Are Vertical Joints and Fractures Self-Sealing During Bouancy-Driven CO2 Migration in Continental Flood Basalts?

ARE VERTICAL JOINTS AND FRACTURES SELF-SEALING DURING BUOYANCY-DRIVEN CO2 MIGRATION IN CONTINENTAL FLOOD BASALTS?
M. Phukan1, H. P. Vu1, R. Haese1


The permanent disposal of carbon dioxide in the subsurface has been considered a viable mitigation option to reduce global warming. Sedimentary basins have been studied over years as a conventional storage reservoir for CO2 due to presence of caprock, but the mineralisation of CO2 might take thousands of years to occur. Continental flood basalts are considered unconventional CO2 storage reservoirs where interbedded massive basalt zones serve as barriers for upward CO2 migration. However, vertical joints and sub vertical fractures in those massive basalt zones may serve as conduits for buoyancy-driven CO2 migration and thereby pose a risk to CO2 containment. Basalts have high concentrations in Ca-, Mg- and Fe-bearing silica minerals and basaltic glass, which are known to dissolve in low pH, CO2-enriched water. The dissolution of basalt phases consumes protons and leads to an enrichment in dissolved silica and di-valent cations to the point when secondary minerals precipitate. Mineral precipitation in joints and fractures may be sufficient to reduce or fully block fluid flow. This research project will investigate the conditions and capacity of self-sealing of these joints.


Batch reactor and core flood experiments are used to determine the rate of dissolution and precipitation reactions and the required fluid residence time for self-sealing. The kinetics of mineral dissolution is studied in batch reactor experiments, using basalt wafers as the reactive sample immersed in CO2-saturated fluid. Results from fluid analysis shows a rapid increase in cation (e.g., Ca and Mg) concentrations, followed by a significant reduction in those cations suggesting precipitation of secondary minerals.
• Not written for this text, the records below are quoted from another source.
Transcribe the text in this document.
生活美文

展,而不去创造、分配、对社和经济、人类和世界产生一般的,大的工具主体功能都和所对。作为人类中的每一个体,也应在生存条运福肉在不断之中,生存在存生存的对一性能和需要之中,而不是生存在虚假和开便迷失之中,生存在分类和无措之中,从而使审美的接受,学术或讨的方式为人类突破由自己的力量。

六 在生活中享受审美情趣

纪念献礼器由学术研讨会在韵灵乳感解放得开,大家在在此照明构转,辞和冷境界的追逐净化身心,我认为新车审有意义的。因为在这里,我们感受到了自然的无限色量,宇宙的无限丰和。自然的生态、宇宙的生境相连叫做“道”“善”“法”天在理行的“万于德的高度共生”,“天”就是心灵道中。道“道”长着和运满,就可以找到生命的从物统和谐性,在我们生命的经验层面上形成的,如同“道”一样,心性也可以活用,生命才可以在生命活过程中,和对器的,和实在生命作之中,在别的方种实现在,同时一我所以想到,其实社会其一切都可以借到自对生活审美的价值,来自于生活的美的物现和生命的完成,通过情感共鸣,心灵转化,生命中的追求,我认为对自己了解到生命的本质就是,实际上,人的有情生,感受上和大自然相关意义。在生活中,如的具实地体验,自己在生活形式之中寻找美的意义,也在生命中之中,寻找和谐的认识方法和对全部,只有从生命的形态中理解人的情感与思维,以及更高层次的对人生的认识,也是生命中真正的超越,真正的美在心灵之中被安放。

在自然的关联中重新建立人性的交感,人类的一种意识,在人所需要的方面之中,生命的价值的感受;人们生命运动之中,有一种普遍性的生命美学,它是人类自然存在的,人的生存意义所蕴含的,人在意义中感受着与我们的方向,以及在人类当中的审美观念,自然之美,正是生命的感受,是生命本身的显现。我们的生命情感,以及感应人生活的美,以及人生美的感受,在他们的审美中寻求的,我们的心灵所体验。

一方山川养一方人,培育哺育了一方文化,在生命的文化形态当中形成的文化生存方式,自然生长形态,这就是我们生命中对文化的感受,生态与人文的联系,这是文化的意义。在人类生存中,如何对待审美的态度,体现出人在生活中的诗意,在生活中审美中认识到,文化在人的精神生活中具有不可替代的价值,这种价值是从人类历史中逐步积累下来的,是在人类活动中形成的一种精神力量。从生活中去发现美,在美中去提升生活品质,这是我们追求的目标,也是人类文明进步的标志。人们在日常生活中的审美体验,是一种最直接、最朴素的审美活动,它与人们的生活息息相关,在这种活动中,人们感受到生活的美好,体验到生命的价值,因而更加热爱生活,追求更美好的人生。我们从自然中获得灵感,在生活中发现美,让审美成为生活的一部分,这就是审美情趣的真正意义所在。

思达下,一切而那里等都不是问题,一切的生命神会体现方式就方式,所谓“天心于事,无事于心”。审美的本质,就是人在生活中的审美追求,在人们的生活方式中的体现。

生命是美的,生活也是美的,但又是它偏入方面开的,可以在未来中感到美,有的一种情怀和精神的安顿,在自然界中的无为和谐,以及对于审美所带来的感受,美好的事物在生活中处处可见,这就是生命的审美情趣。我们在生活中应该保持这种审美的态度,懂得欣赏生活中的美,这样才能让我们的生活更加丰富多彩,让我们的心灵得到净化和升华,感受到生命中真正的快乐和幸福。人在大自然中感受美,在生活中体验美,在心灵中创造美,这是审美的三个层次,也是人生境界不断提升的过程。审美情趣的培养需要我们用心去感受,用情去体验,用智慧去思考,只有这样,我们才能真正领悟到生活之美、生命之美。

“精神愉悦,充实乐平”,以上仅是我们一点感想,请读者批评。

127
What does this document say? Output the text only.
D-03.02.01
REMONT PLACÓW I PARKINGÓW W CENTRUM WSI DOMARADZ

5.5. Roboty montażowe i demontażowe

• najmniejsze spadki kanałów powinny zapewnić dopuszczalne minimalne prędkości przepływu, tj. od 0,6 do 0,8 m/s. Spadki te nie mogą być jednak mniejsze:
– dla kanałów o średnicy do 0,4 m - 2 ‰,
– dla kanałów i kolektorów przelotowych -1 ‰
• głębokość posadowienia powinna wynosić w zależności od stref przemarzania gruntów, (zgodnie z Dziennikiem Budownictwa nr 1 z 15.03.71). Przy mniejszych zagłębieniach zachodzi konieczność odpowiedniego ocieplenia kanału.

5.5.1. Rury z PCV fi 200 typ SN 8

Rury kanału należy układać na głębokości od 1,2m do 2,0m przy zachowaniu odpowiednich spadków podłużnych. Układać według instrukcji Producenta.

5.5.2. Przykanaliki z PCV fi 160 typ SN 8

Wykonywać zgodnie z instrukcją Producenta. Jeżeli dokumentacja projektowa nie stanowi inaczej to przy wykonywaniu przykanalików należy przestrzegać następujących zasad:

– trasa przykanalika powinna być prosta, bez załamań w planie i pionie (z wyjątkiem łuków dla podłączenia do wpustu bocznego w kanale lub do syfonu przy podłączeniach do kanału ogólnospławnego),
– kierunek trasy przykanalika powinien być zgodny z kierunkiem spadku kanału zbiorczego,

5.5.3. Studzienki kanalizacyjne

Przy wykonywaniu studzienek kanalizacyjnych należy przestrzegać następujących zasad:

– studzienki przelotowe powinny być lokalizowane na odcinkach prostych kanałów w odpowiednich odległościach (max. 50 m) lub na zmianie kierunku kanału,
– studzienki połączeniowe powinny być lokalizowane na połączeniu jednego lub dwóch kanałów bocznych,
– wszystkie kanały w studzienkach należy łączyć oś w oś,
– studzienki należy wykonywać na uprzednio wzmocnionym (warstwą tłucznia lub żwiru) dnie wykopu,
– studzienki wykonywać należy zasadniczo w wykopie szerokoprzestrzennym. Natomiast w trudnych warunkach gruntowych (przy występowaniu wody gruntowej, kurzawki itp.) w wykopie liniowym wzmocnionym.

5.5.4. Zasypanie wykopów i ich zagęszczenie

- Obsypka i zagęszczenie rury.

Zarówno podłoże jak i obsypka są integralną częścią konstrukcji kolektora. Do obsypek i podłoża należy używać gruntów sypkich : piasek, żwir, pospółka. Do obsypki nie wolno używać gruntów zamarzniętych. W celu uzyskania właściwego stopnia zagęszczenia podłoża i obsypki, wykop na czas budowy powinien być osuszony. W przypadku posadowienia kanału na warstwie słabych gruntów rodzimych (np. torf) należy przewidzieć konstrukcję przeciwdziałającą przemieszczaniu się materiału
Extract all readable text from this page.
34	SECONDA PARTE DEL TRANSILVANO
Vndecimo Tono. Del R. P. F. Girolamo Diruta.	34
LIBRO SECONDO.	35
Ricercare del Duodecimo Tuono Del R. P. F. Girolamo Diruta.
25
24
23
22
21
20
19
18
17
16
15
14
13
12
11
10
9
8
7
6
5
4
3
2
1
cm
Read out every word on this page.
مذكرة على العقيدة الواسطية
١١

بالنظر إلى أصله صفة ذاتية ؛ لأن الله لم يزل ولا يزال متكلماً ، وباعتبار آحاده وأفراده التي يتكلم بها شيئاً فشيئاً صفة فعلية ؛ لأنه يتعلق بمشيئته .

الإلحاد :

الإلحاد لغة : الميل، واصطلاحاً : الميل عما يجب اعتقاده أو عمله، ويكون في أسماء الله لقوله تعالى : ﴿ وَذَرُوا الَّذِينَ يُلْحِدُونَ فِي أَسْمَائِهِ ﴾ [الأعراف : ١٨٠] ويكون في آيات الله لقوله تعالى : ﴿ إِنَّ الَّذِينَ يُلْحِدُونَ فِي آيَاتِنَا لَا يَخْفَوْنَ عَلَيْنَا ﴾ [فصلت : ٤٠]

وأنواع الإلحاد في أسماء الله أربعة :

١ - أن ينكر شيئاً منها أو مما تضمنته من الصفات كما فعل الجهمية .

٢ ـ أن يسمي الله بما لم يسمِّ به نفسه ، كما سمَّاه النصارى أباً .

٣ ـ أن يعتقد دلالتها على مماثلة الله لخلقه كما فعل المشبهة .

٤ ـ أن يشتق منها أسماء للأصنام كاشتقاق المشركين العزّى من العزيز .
Further, geochemical modelling suggests the formation of clay minerals and zeolites, which could be potential sealants under the conditions of the experiments.


Future experimental work involves core flood experiments to better understand the reactive-transport of CO2-saturated fluid and associated dissolution and precipitation reactions in basalt cores with artificial fractures.